There's really no point in discussing your lab benchmarks if you can't reveal them, or at least reveal the specs you testes against. I'd expect ZFS and so on to be slower than WAFL/ONTAP. That problem is easily solved, as one can easily build a ZFS box with 24 cores and 64GB RAM. That costs about $20,000 which which I guessing is not far away from the list price of a FAS2040 with no disks, a single CPU core and 4GB RAM and some basic block access licensed. Now you might well argue that's not fair, as you're not comparing like with like. But the customer will be looking at the total cost.
I'd still take a NetApp over a ZFS box with that spec any day, because at work we aren't really a UNIX shop and we don't have a large sysadmin team who could babysit a Solaris box. NetApp gives us end-to-end support covering all aspects of the hardware and software, which is fully integrated (I love AutoSupport!), and which more than pays for the price difference, and you still can't do clustered ZFS yet (although they do have RAID-Z2/Z3). But if we were bigger, and had a few Solaris storage-savvy guys to hand, then it would be a lot harder to justify.
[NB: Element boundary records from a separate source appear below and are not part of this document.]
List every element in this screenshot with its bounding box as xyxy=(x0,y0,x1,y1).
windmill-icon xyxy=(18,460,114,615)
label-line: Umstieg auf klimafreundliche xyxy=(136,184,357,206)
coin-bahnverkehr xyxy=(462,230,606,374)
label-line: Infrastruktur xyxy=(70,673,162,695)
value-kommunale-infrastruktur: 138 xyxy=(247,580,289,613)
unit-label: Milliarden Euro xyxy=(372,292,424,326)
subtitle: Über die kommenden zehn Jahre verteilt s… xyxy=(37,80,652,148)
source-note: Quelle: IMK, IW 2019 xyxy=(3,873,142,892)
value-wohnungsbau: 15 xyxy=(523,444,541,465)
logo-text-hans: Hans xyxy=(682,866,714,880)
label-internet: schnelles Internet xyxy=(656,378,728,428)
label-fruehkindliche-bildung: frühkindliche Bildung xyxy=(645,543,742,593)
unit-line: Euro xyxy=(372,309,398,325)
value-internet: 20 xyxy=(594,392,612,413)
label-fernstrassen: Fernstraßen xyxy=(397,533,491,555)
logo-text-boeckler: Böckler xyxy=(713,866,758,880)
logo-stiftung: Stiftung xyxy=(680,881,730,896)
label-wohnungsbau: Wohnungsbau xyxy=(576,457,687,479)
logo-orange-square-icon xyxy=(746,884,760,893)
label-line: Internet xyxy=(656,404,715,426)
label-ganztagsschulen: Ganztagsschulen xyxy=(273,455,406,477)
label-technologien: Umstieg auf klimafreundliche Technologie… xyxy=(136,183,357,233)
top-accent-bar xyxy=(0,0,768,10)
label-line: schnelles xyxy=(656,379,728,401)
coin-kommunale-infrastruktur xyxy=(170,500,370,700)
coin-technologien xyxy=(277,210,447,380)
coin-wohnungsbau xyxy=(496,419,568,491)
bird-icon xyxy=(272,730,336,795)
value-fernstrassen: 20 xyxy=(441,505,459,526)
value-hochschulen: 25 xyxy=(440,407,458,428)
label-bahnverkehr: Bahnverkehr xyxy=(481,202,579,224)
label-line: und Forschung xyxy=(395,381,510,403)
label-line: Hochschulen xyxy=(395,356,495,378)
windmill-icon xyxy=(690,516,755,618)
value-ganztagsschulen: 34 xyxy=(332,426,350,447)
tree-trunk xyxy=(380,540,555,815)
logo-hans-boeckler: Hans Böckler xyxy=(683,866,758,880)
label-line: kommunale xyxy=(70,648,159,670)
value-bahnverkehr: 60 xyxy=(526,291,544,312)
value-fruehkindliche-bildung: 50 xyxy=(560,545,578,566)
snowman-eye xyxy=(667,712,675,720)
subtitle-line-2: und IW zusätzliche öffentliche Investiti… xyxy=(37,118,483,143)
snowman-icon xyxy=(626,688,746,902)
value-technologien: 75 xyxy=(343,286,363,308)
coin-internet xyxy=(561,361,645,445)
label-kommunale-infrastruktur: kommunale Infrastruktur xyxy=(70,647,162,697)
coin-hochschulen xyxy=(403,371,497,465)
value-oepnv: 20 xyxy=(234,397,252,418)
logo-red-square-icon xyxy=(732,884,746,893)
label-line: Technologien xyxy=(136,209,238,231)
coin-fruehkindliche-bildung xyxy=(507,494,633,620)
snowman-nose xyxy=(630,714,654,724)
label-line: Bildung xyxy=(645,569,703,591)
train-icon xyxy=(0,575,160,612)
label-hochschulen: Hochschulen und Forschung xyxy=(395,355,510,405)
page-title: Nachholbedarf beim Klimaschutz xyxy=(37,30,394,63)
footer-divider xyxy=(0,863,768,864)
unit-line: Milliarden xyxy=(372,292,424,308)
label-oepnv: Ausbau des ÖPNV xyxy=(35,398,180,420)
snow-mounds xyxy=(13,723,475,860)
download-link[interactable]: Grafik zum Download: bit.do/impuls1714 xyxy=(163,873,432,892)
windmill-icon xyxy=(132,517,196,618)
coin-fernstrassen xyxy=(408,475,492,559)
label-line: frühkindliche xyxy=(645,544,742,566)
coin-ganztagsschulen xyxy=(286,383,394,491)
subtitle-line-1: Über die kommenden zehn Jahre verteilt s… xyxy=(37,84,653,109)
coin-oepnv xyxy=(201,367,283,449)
My other point here is that WAFL and snapshots are under attack. ZFS's low level snapshot implementation doesn't have WAFL's limitations (255 per flexvol? for example) and as I said earlier, btrfs is in development with Oracle doing another equivalent. I still don't really understand what OnCommand is other than a rebranding of NA's (excellent) management toolset. I'd agree that the management tools are a key differentiator here but it won't take long for competitors to come up with equivalents.